What to Look for in a Care Management Solution?

As the population grows older, the number of Medicare and Medicaid eligible adult age groups increase. This raise inpatient population will increase the probability of readmissions, unnecessary hospitalization and wrong treatment rate. Patient health needs have to be monitored continuously to avoid all these problems.

Care Management provides the right care at the required time for patients to avoid re-hospitalization. In recent days, Care Management has become a must option for all providers to reduce readmission.

The triple goal of care management is to,

Achieve Population Health
Decrease Health Risk
Reduce Healthcare Cost

To achieve this goal, patients have to be actively engaged in their care process. Some physicians fail to explain to patients about their health condition and the others fail in communicating it properly. But the aim of any physician is to improve the health outcome of the patients. They want their patients to follow the instructions, however considering their health conditions patients often forget things. And, this problem is never-ending.

The solution to solve this problem is the usage of technology in health practices.
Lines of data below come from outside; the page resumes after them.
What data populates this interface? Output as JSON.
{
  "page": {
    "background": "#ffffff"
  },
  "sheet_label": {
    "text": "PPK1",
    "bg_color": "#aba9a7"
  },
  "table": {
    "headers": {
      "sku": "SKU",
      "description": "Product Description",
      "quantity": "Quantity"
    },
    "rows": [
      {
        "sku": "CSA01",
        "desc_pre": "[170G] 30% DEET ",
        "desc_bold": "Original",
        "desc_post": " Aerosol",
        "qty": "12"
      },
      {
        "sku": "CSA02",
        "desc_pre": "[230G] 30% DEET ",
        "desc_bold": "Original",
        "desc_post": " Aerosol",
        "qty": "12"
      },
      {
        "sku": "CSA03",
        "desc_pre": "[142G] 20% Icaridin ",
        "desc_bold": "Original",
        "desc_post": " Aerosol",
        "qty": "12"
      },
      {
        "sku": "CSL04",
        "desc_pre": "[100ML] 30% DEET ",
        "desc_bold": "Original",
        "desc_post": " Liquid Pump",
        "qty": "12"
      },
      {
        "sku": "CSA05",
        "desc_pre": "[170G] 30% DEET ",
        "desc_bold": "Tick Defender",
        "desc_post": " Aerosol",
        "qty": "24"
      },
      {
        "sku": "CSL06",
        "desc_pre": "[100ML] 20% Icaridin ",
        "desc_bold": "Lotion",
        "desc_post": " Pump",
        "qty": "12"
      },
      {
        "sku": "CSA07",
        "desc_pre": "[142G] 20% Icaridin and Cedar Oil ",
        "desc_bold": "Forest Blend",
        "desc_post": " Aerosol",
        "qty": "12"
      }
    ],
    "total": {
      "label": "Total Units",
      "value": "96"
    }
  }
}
Easy to use applications and remote monitoring tools will ease the process and help providers to keep an eye on patient’s health status.

So what are all the features a care management solution should have?

1. A solution that helps provider & physicians to create a good Care Plan
A care management solution allows providers to create a customized care plan for all the enrolled patients based on patient’s medical conditions. These care plans are pushed to patient’s integrated health devices so it allows providers to track the patient’s condition endlessly to provide instant care services.
For example, a care plan goal is created and pushed to a diabetes patient. Any changes in blood glucose level will be intimated to the respective physician. A physician will immediately communicate with a patient to identify what has happened and give proper guidance. This will not only help to improve the patient wellness but also keeps patients away from entering into any risk state.

2. A solution which allows physicians to communicate with patients securely
Telehealth- a solution to reduce a communication gap in healthcare. Though Telehealth feature is not new in healthcare sector it is getting popular only in recent years. This feature helps physicians connect to their patients and care coordinators through telecommunication network or through video conferencing. Remote monitoring technology helps physicians to have a track on the patient’s health status and provide treatment from anywhere. This feature also helps rural providers to consult with a specialist before and after treatment.

3. A dashboard that explains everything

With the actionable dashboard, a provider can view details of the total number of patients, risk stratification, disease management heat map, care plan chart, goal adherence chart, and appointments. Each component should be given the option to be filtered and further drill down to know more details.

4. A Tool that will send notifications for the appointment, and alerts on Threshold Breach

It allows to schedule an appointment online in no time, reminds both patients and physicians, and alerts physicians by sending notifications if their patients are at risk.

For example, if a diabetes patient’s blood glucose level goes up, an alert will be sent to the physician. A physician will view the patient details by clicking on the notification. The physician has three options- Call, Chat or Video call- tapping any one of the options will connect physician with the patient.

5. One solution to manage and monitor the whole population health

Similarly, the number of patients near to real-time health status can be tracked simultaneously. The patient’s data will be gathered and recorded to act upon immediately. This way a care management solution helps for the betterment of the overall health of the population.

In simple words, a Care Management Platform should come with features that have the ability to Create Care Plan, Engage patients in a meaningful way & Extend Care beyond the hospital walls.